During these seven days, Lord Krishna did not eat a single grain of food. It was a common belief that he ate eight small meals in a day, so at the end of the seventh day, the people of Vrindavan made 56 dishes to express their gratitude and worshipped the Govardhan mountain for the protection it offered.
Bhai Dooj is celebrated on the last day of Diwali, where sisters pray for the long life of their brothers and exchange gifts. It's believed that on this day, the god of death, Yama, visits his sister Yamuna. Hindus believe that if a sister prays for her brother, he will live a happy and healthy life.
Contrary to popular belief, Diwali is not just a Hindu festival, where Hindus also celebrate the return of Lord Rama to Ayodhya with his wife Sita from a 14-year exile after defeating Ravana. Other religions also observe this day.

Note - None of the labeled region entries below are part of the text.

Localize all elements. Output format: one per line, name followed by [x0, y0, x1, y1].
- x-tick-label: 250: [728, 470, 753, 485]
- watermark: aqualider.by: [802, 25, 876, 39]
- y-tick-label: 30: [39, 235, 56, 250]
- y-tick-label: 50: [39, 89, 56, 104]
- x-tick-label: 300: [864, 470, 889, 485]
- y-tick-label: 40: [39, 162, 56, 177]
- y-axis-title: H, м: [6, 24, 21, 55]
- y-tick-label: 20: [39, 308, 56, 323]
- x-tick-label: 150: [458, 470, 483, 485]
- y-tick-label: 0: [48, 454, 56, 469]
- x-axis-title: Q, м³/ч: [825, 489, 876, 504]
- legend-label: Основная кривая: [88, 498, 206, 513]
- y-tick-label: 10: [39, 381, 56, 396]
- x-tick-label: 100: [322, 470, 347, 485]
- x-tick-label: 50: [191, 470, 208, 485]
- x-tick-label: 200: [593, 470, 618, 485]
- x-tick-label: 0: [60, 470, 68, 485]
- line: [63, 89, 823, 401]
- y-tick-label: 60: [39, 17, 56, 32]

For example, the Sikhs commemorate the release of their sixth Guru Hargobind's release from prison in 1619. For Jains, Diwali is the anniversary of Lord Mahavir's attainment of moksha, where he achieved freedom from the cycle of birth and death.
The lighting of lamps is standard throughout all cultures and religions, and, of course, like any festival, there can be no celebrations without food.
It doesn't matter where in the world you are, Diwali is special for all Indians. You can't help but decorate your home and make something sweet to share with those around you in the hope that one day you'll be back home to be hugged, loved and fed on Diwali.
A recipe for delicious mithai (sweets) is one that I'll be making this Diwali. It's a labour of love and a decadent treat that's sure to make everyone happy.
2 large beetroots
250 g fresh ricotta
1 litre full-fat milk
1 tbsp ghee (Clarified Butter)
3 tbsp sugar
1 tsp cardamom powder
A few almond flakes, pistachio dust and extra ghee for garnishing
Boil or roast the beetroot and then peel off the skin and grate.
Heat ghee in a pan and add the beetroot. Let it cook for 10 minutes, stirring occasionally to ensure it doesn't stick to the pan. Turn off the heat.
Heat milk in a big pan on a low flame. Once it comes to a boil, add the ricotta and stir gently. Simmer this for 10 minutes.
Add the beetroot and let the mixture cook till the milk has completely evaporated.
Keep stirring to ensure that the mixture doesn't burn and stick to the pan.
Add the sugar and stir until the sugar has dissolved completely. Add the cardamom powder and mix well.
Grease a pan with a little bit of ghee and pour the beetroot mixture in. Generously sprinkle the almond flakes and pistachio dust on top. Cover and refrigerate overnight.
Cut into squares at the time of serving or break it into big chunks and serve it in dessert glasses sprinkled with pistachio dust and fairy floss.